Antiretroviral Therapy and Risk – a problem of communication? by Luke Reimer

The development of antiretroviral therapies (AVT) in the 1990s transformed HIV/AIDS from a terminal illness to a chronic disease.  Today there exist dozens of drugs that target different phases of the retrovirus lifecycle, inhibiting the replication of the HIV-1 virus.  AVT lowers viral loads, increases CD4 counts, and reduces the probability of clinical and transmission events over time. In HIV patients under treatment life expectancy actually approaches that of unaffected individuals (Sigham, et al. 2010). The importance of adherence is therefore paramount to health and to the transmission of the virus. Two of this week’s readings introduce research into links between AVT adherence and risk taking behavior.  The first study (Holsted, et al. 2011) shows that group motivational interviewing promotes adherence and reduces risk-taking behaviors. A second study by the same group (2011) shows that adherence and risk taking behaviors closely correlate to one another in HIV patients. A third reading (Cohen, et al. 2011) determined that early initiation of ACT can prevent HIV-1 infection. Taken together, these papers indicate the importance of understanding and adjusting behaviors (risk taking and adherence specifically) for future progress towards preventing and treating HIV/AIDS.

A piece of data I found surprising was the extent of patient non-adherence to AVT. In her two studies Holsted reported that only 74.2 and 74.6 percent of prescribed doses were taken (and only 58.9 percent taken on schedule). Cohen reported similar levels of adherence; in two study groups 79 and 74 percent of patients adhered to the regimen of 95% of doses taken. In these studies, then, one in five patients was unreliable in taking their medications. To me this seems a remarkably high number. Not only does low adherence heighten the risk of a transmission or clinical event, it also raises the possibility of new multiple-drug-resistant virus strains.  Meanwhile, the benefits of ACT are plainly demonstrable. What I take away from these numbers is that, as Felicia Guest said in Monday’s discussion, behaviors are very difficult to change. It also seems that impressing patients with the meaning of risk is also a significant clinical challenge.

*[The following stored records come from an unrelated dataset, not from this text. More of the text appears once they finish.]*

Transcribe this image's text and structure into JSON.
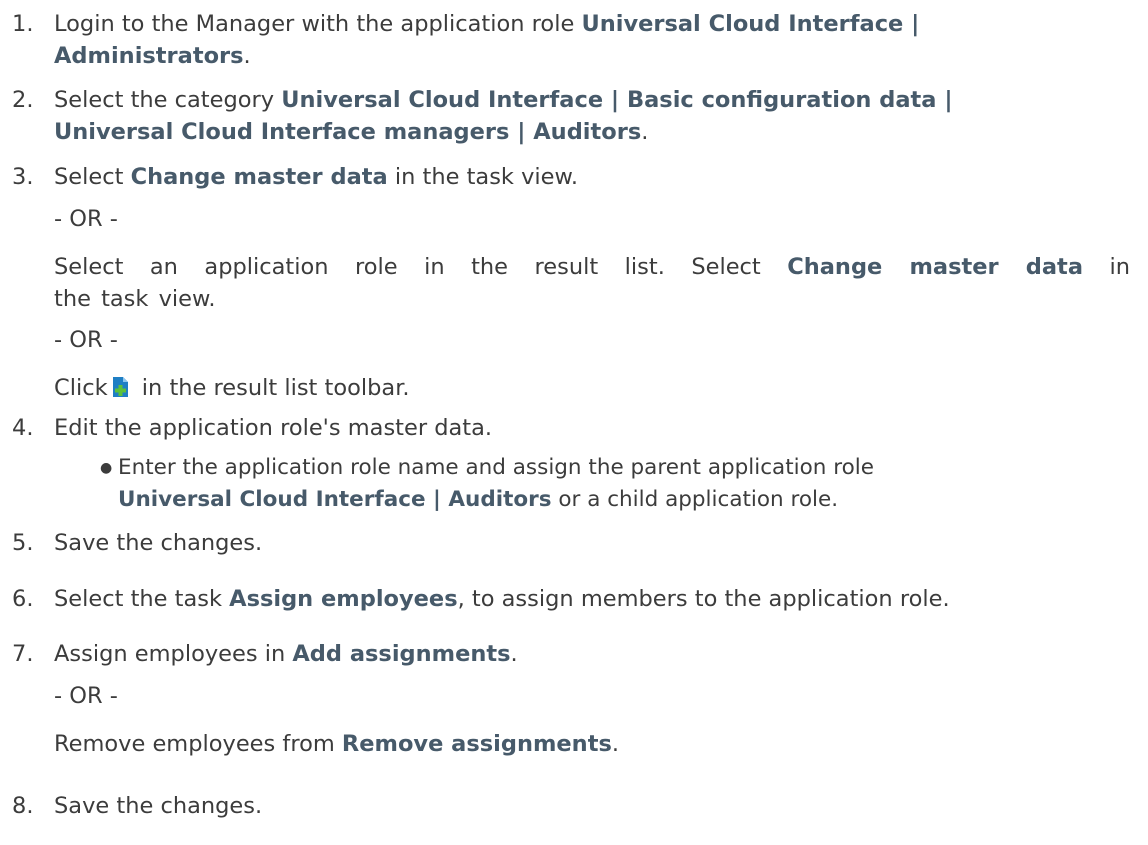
{
  "steps": [
    {
      "num": "1.",
      "lines": [
        {
          "pre": "Login to the Manager with the application role ",
          "bold": "Universal Cloud Interface |",
          "post": ""
        },
        {
          "pre": "",
          "bold": "Administrators",
          "post": "."
        }
      ]
    },
    {
      "num": "2.",
      "lines": [
        {
          "pre": "Select the category ",
          "bold": "Universal Cloud Interface | Basic configuration data |",
          "post": ""
        },
        {
          "pre": "",
          "bold": "Universal Cloud Interface managers | Auditors",
          "post": "."
        }
      ]
    },
    {
      "num": "3.",
      "line1": {
        "pre": "Select ",
        "bold": "Change master data",
        "post": " in the task view."
      },
      "or1": "- OR -",
      "line2a": {
        "pre": "Select an application role in the result list. Select ",
        "bold": "Change master data",
        "post": " in"
      },
      "line2b": "the task view.",
      "or2": "- OR -",
      "click_pre": "Click",
      "click_post": " in the result list toolbar.",
      "icon": "new-document-icon",
      "icon_color": "#1f7fc4",
      "icon_plus_color": "#5cc23a"
    },
    {
      "num": "4.",
      "text": "Edit the application role's master data.",
      "bullet_line1": "Enter the application role name and assign the parent application role",
      "bullet_bold": "Universal Cloud Interface | Auditors",
      "bullet_post": " or a child application role."
    },
    {
      "num": "5.",
      "text": "Save the changes."
    },
    {
      "num": "6.",
      "pre": "Select the task ",
      "bold": "Assign employees",
      "post": ", to assign members to the application role."
    },
    {
      "num": "7.",
      "pre": "Assign employees in ",
      "bold": "Add assignments",
      "post": ".",
      "or": "- OR -",
      "pre2": "Remove employees from ",
      "bold2": "Remove assignments",
      "post2": "."
    },
    {
      "num": "8.",
      "text": "Save the changes."
    }
  ]
}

If adjusting behavior, then, is critical to making next steps in fighting and controlling HIV/AIDS, a major obstacle might be the difficulty of communicating risk and its implications. Risk, after all, is a quantified abstraction, usually appearing as a probability. How does a patient know how to make meaning of a percentage or number, and then to apply it to life decisions? Particularly when risk accumulates over many years (or an entire lifetime), it may be very hard to understand the consequences of a behavior or decision in terms of risk.  Perhaps if care providers were better able to communicate the meaning and implications of risk, progress could be made towards adjusting behaviors such as adherence. I look forward to learning more about how these kinds of conversations are developed between patient and care providor.